Ganglia has a hierarchical structure and runs a script on each node in the system. The information is gathered and then passed up the tree; this collected information is then displayed upon a web interface that shows graphs of many of the details of the system including CPU usage, network usage, memory usage and many more. Ganglia can be extended to application level monitoring. E.g.
The data authorisation component could notify Ganglia each time an app is refused access to a cloudlet. The resulting Ganglia graphs give the platform manager insights into usage patterns over time.
8.1.7.3 Nagios
Nagios [18] is an IT infrastructure monitoring system that allows organisations to identify and resolve issues when they first appear and before they progress further. It can be set up to monitor different aspects of the IT infrastructure such as system metrics, network infrastructure, applications, services and servers.

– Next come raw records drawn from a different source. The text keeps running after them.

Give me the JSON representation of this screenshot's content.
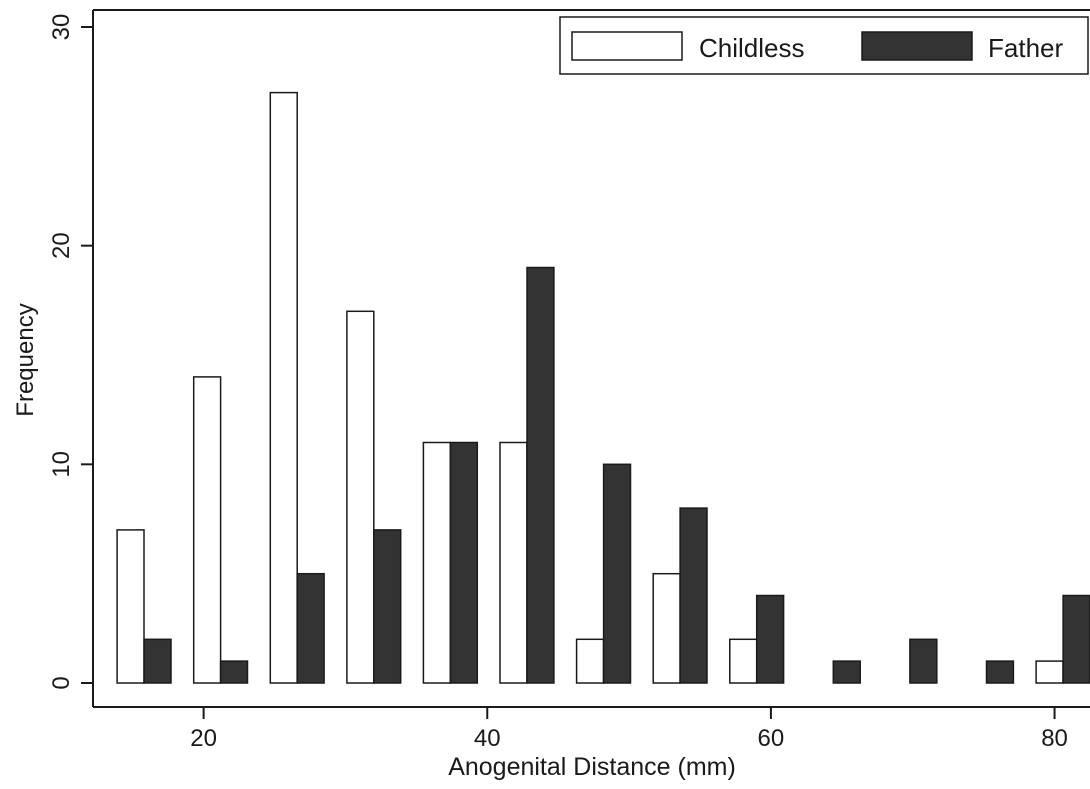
{
  "chart_data": {
    "type": "bar",
    "title": "",
    "xlabel": "Anogenital Distance (mm)",
    "ylabel": "Frequency",
    "xlim": [
      12.2,
      82.5
    ],
    "ylim": [
      0,
      30
    ],
    "x_ticks": [
      "20",
      "40",
      "60",
      "80"
    ],
    "y_ticks": [
      "0",
      "10",
      "20",
      "30"
    ],
    "x_tick_values": [
      20,
      40,
      60,
      80
    ],
    "y_tick_values": [
      0,
      10,
      20,
      30
    ],
    "bar_width": 1.9,
    "categories": [
      15.8,
      21.2,
      26.6,
      32.0,
      37.4,
      42.8,
      48.2,
      53.6,
      59.0,
      64.4,
      69.8,
      75.2,
      80.6
    ],
    "series": [
      {
        "name": "Childless",
        "values": [
          7,
          14,
          27,
          17,
          11,
          11,
          2,
          5,
          2,
          0,
          0,
          0,
          1
        ],
        "color": "#ffffff"
      },
      {
        "name": "Father",
        "values": [
          2,
          1,
          5,
          7,
          11,
          19,
          10,
          8,
          4,
          1,
          2,
          1,
          4
        ],
        "color": "#333333"
      }
    ],
    "grid": false,
    "legend_position": "top-right",
    "colors": {
      "outline": "#1a1a1a",
      "childless_fill": "#ffffff",
      "father_fill": "#333333"
    }
  }
}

Nagios includes many useful features including the ability to set up alerts for critical failures of the system that will be sent via email, SMS or a custom script. These alerts can also be grouped in different levels of alert so that if an alert is not handled promptly it can be escalated to a higher level of priority. It can generate detailed historical reports for review that include outages, events, notifications and alerts.
8.1.8 Deployment 8.1.8.1 Docker
Docker is an open-source project that allows developers to build and run cloud based applications.